Ninth-grader Creer says her class has introduced students to different ethnic heritages without becoming divisive. “I used to think stereotypically about white people that they were smart and rich, but it’s not like that,” she says. And she likes that her seminar is racially diverse: “Sometimes I see classes full of Caucasian people or black people, and I don’t want to see the school divided up like that.”

A key component in Dopman’s curriculum is teaching students how they can become active on the social issues discussed in class. “Effecting change can range from actively working in your community with volunteer work to calling attention to a friend’s racist or homophobic comments,” one assignment reads.

As for academic rigor, the course outline requires that students master writing, research, and test-taking skills, among others.

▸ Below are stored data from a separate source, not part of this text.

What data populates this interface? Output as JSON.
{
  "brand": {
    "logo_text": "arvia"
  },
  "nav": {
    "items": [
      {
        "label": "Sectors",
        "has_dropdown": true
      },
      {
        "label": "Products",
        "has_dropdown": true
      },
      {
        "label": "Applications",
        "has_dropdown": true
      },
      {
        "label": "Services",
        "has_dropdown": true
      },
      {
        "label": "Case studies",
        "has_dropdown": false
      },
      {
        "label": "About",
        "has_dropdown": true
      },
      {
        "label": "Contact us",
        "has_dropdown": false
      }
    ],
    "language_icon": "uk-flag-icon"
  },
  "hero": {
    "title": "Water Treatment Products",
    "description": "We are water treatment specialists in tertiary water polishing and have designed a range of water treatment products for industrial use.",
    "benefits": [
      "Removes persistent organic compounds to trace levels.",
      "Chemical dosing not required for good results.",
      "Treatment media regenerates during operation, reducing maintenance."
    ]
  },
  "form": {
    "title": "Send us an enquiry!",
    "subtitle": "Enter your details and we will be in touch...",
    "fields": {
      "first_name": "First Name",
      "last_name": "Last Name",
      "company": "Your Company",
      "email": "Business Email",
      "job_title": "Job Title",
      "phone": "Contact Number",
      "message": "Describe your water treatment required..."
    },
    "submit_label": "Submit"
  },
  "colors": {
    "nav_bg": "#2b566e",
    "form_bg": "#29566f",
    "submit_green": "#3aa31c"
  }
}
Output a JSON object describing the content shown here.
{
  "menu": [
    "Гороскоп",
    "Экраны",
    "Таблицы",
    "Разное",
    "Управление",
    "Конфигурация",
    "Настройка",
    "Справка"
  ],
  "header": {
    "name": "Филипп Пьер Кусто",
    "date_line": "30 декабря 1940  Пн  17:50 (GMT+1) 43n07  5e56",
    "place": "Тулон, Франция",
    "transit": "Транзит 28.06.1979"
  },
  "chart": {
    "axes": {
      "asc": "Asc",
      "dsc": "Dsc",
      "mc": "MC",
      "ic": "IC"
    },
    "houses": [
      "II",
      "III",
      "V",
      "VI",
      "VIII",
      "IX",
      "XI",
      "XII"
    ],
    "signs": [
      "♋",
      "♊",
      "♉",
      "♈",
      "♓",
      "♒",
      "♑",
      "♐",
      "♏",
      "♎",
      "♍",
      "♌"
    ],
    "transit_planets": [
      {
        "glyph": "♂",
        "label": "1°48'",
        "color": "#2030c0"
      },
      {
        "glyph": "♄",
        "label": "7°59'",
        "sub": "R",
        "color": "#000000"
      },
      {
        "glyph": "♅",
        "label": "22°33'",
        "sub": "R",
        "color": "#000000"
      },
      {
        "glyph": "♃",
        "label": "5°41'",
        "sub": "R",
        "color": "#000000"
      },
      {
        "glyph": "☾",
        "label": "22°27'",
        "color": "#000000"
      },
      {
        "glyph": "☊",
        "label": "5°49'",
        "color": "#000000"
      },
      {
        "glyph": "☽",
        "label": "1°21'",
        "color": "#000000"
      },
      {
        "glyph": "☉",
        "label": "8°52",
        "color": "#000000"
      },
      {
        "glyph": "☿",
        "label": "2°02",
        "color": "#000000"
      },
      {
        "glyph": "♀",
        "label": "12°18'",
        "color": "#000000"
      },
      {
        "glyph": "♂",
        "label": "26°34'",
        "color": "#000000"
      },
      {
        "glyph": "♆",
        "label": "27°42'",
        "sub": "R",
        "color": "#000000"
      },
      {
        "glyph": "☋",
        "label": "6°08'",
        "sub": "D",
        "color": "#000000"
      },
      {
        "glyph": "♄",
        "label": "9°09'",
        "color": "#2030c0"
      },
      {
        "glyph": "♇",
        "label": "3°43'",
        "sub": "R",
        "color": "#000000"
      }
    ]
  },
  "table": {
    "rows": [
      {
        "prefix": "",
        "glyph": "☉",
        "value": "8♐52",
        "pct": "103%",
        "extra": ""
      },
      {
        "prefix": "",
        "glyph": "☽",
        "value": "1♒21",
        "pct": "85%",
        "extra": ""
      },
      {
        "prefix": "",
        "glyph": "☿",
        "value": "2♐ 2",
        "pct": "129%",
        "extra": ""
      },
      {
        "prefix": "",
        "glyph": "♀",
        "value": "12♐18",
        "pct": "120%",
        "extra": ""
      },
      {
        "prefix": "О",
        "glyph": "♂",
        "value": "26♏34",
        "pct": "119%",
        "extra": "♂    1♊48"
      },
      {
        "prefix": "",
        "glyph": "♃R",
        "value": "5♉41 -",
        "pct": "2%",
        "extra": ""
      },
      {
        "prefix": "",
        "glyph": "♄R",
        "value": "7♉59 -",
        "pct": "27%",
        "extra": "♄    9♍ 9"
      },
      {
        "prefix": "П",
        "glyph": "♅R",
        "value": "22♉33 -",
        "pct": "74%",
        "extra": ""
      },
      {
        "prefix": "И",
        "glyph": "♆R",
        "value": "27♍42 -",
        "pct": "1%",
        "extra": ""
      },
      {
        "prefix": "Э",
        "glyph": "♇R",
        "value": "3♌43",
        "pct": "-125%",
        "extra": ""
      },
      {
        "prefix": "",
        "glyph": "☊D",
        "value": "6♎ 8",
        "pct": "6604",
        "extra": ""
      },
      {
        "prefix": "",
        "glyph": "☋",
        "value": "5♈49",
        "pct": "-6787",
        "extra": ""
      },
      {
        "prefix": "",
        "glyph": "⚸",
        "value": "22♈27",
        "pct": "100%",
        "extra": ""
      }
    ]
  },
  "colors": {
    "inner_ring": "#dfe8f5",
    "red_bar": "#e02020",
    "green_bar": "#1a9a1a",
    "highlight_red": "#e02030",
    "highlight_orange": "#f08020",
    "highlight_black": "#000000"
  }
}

Beginning next semester, students can take the class for honors credit, which requires a research paper, 25 hours of community service, and class participation.

Perhaps the most important consequence of the recent changes is that teachers are thinking more carefully about how to engage students on such sensitive issues as race and sexuality at a critical point in their personal development. “As a white, tall, heterosexual male, I had to get my brain around issues of power and race,” Dopman says. “I have acknowledged the experiences of my students of color without alienating my white students. It takes ten to twelve weeks to do very carefully, so developing egos aren’t bruised. If you feel you’re being threatened, learning stops.”

Some parents would agree, yet come to the opposite conclusion. “I think it’s necessary, and I think they’re too young to get it,” one ninth-grade parent offers. “They’re fourteen years old, and we’re asking of them what we don’t of ourselves.”

Then again, some kids may be better equipped to handle these issues than most adults. “I live in Berkeley, so I’ve always been in school with people of really different backgrounds, so I’ve always known the hard-core facts,” says freshman Hannah Jacobs. In her seminar, she says, she can consider diversity more thoughtfully. “We’re having really deep discussions about things like race; it’s really amazing.”

One semester, though, is not enough to determine whether the recent changes can make the class worth salvaging. Boardmember Issel insists the problems are intractable. “We have given this an ample trial to improve it and that’s it,” she says. “As far as I’m concerned, all the chances have been used up.”

Dopman, the optimist, begs to differ. “It takes time to change something in schools — often years, not months,” he says. “What is so powerful is because Berkeley High is Berkeley High, they end up learning about each other’s ethnic heritage. It becomes a living curriculum.”